Bruno Kreisky war der erklärte Feind. „Anfänglich versuchte er durch Umgehung der gewählten Berufsvertretung und Aufwertung unbedeutender bäuerlicher Splittergruppen dem Bauernbund einen entscheidenden Schlag zu versetzen. Das aber ist ihm keineswegs gelungen.“, heißt es in der Geschichte des Bauernbunds.[7] Gemeint ist hier die Bergbauernvereinigung, der Kreisky mit Wohlwollen begegnete. Er versuchte den Berg- und Kleinbäuerinnen zu vermitteln, dass sie mit den Arbeiterinnen mehr gemeinsame Interessen hätten als mit den Funktionären des Bauernbundes und der Agrarindustrie. [8]

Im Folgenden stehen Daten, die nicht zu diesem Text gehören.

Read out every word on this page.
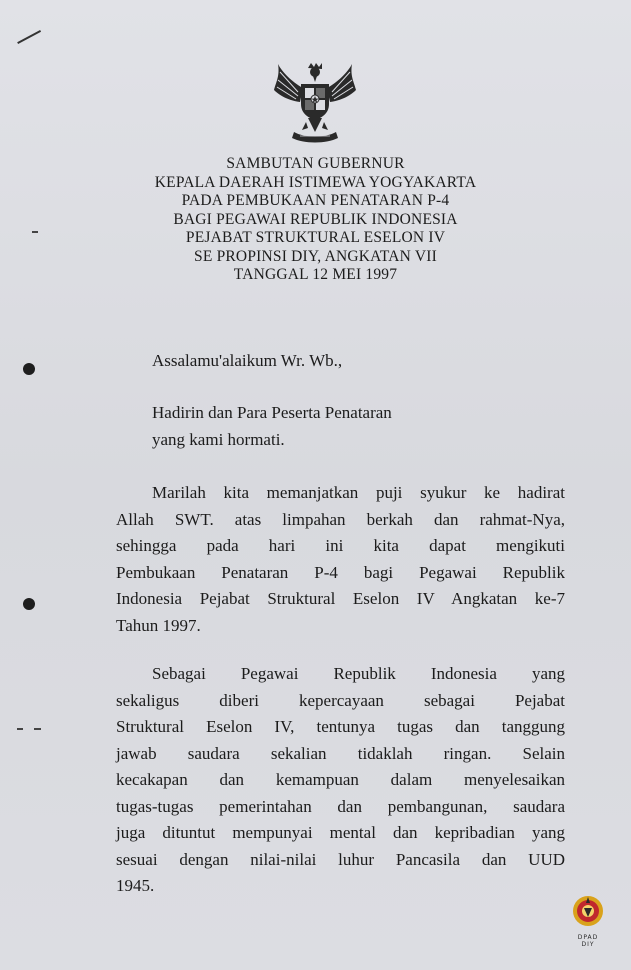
SAMBUTAN GUBERNUR
KEPALA DAERAH ISTIMEWA YOGYAKARTA
PADA PEMBUKAAN PENATARAN P-4
BAGI PEGAWAI REPUBLIK INDONESIA
PEJABAT STRUKTURAL ESELON IV
SE PROPINSI DIY, ANGKATAN VII
TANGGAL 12 MEI 1997
Assalamu'alaikum Wr. Wb.,
Hadirin dan Para Peserta Penataran
yang kami hormati.
Marilah kita memanjatkan puji syukur ke hadirat
Allah SWT. atas limpahan berkah dan rahmat-Nya,
sehingga pada hari ini kita dapat mengikuti
Pembukaan Penataran P-4 bagi Pegawai Republik
Indonesia Pejabat Struktural Eselon IV Angkatan ke-7
Tahun 1997.
Sebagai Pegawai Republik Indonesia yang
sekaligus diberi kepercayaan sebagai Pejabat
Struktural Eselon IV, tentunya tugas dan tanggung
jawab saudara sekalian tidaklah ringan. Selain
kecakapan dan kemampuan dalam menyelesaikan
tugas-tugas pemerintahan dan pembangunan, saudara
juga dituntut mempunyai mental dan kepribadian yang
sesuai dengan nilai-nilai luhur Pancasila dan UUD
1945.
DPAD
DIY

Interessant ist in diesem Zusammenhang, dass die SPÖ den Begriff bäuerliche Landwirtschaft offenbar meidet. Im Parteiprogramm steht dagegen ähnlich wie zu Kreiskys Zeiten: „Nachhaltig Wirtschaften ist für uns auch Leitbild für die Landwirtschaft. Bäuerinnen und Bauern erbringen wichtige Leistungen für die Gesellschaft, besonders in benachteiligten Gebieten und in den Bergregionen. Die finanzielle Förderung der Landwirtschaft wollen wir verstärkt nach sozialen und ökologischen Kriterien gestalten.“[9]

Was wollen wir?

Ich denke, es ist gefährlich, einen so gründlich besetzten Begriff zu verwenden. Vermutlich verstehen nicht nur Parteien, sondern auch Leserinnen und Angesprochene unter bäuerlicher Landwirtschaft was sie wollen, und wahr ist ja bekanntlich das, was bei den Empfängerinnen einer Botschaft ankommt und nicht das, was gemeint war.[10] Schon gar nicht, wenn denen, die reden oder schreiben, selbst nicht ganz klar ist, was sie eigentlich meinen. Wir sollten angesichts des neuen Regierungsprogramms noch einmal darüber nachdenken, was wir wollen und was wir ganz bestimmt nicht wollen. Zum Beispiel geschluckt und vereinnahmt werden – Franz Rohrmoser und Josef Krammer beschreiben das anschaulich als „Vorspannmechanismus“, wenn mit den Interessen der Kleinbäuerinnen argumentiert wird um die Interessen der Großgrundbesitzerinnen und der Agrarindustrie zu verfolgen.[11]

Alle unter einem Dach

In vielen Orten[12] sind Bauernbund (Parteiorganisation), Landwirtschaftskammer (Interessenvertretung aller Bäuer*innen) und Landjugend (die größte Jugendorganisation im ländlichen Raum) an derselben Adresse anzutreffen, und sie rufen im Chor „Ein Hoch der bäuerlichen Landwirtschaft“. Dass wir in diesen Kanon nicht einstimmen, ist klar, die Frage ist vielmehr, wie wir uns von dieser Einstimmigkeit klar und widerständig abgrenzen können.

 

Barbara Hable, Bergbäuerin in der Steiermark

 

[1] https://www.viacampesina.at/die-oebv/wer-wir-sind/

[2] Zusammen. Für unser Österreich. Regierungsprogramm 2017-2022

[3] http://www.bauern.gruene.at/themen/landwirtschaft/baeuerliche-interessen-aus-kammern-oder-lobbies

[4] http://www.bauernbund.at/fileadmin/userdaten/Downloads/Dokumente/BB_Programm_2013.pdf

[5] http://stmklandjugend.at/programm/landwirtschaft-umwelt

[6] vgl. Artikel von Heidi Rest-Hinterseer. Bäuerliche Zukunft Nr.5/2017

[7] http://www.noebauernbund.at/ueber-uns/geschichte/

 

[8] https://public.sharepoint.uni-graz.at/sites/ub/OeffentlicheDokumente/%C3%84ra_Kreisky.pdf

 

[9] https://spoe.at/sites/default/files/das_spoe_parteiprogramm.pdf

[10] „Wahr ist nicht was A sagt, sondern was B versteht“ – Herkunft unbekannt, vielzitiert als eine der Grundlagen der Kommunikation

[11] Krammer, Rohrmoser (2012): Im Kampf um ihre Rechte. Promedia Verlag, Wien. S.160ff.